Sunday, November 14, 2004

I finally got around to reading this New York Observer article, which argues that The Incredibles -- "The first hit of the Bush II years" -- is very much in step with Bushism:

The movie is about a family of superheroes forced by the government to go into a superhero-relocation program, suppress their awesome powers and hide out in the beaten-down, charmless miseries of suburbia—among tract homes, leftovers, cubicles, commutes, and dreary elementary-school commencement ceremonies in which every kid is celebrated for being "special."

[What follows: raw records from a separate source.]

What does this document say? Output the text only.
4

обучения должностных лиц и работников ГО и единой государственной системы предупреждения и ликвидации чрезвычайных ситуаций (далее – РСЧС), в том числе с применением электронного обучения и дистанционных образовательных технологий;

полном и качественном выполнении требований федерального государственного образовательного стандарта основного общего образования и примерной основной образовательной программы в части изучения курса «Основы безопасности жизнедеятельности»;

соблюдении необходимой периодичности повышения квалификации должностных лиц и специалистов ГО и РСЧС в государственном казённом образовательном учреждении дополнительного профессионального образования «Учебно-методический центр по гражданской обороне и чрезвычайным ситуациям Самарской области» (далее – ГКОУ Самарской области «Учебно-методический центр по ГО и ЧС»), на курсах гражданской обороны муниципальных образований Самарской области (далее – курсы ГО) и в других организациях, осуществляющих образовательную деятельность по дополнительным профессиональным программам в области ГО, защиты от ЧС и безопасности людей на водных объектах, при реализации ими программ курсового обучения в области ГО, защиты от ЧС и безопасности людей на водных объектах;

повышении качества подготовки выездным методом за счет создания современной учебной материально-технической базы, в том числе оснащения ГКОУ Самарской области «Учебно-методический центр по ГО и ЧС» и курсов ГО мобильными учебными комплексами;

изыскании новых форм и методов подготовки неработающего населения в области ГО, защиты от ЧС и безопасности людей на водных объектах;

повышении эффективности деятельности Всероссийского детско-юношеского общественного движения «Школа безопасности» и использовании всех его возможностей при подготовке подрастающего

Eventually, of course, the superheroes—up against it in a dangerous world—release their superpowers, break free of Anytown, U.S.A., and explode with enough personal initiative to make
The Fountainhead look like a bedtime story.

A. O. Scott also invoked Ayn Rand in his New York Times review of The Incredibles.

I haven't seen the movie, but I can't help noting that it bears some resemblance to a story by that big old liberal Kurt Vonnegut Jr. "Harrison Bergeron" concerns a godlike youth who lives in an America in which

Nobody was smarter than anybody else. Nobody was better looking than anybody else. Nobody was stronger or quicker than anybody else. All this equality was due to the 211th, 212th, and 213th Amendments to the Constitution, and to the unceasing vigilance of agents of the United States Handicapper General.

Bergeron defies the authorities, shakes off his handicaps -- but it's a pulp tragedy, because he's finally brought to "justice," killed by the Handicapper General herself.

That's not the work of a Randian. It's the work of a guy who, in his 80s, thinks the Bushies are psychopaths.

Why is it necessarily Randian to believe that talents shouldn't be suppressed? Liberals are meritocrats -- sure, a lot of us support affirmative action, but the thinking behind affirmative action is that a nudge might help some people's latent gifts to flourish. The focus on "self esteem" in schools is liberalism in a mutant form, even though it's hung around liberals' necks. It's much more in keeping with liberalism to believe that the people who get to shine ought to be the people who deserve to shine, because they're good at what they do. Why do you think we can't stand Bush?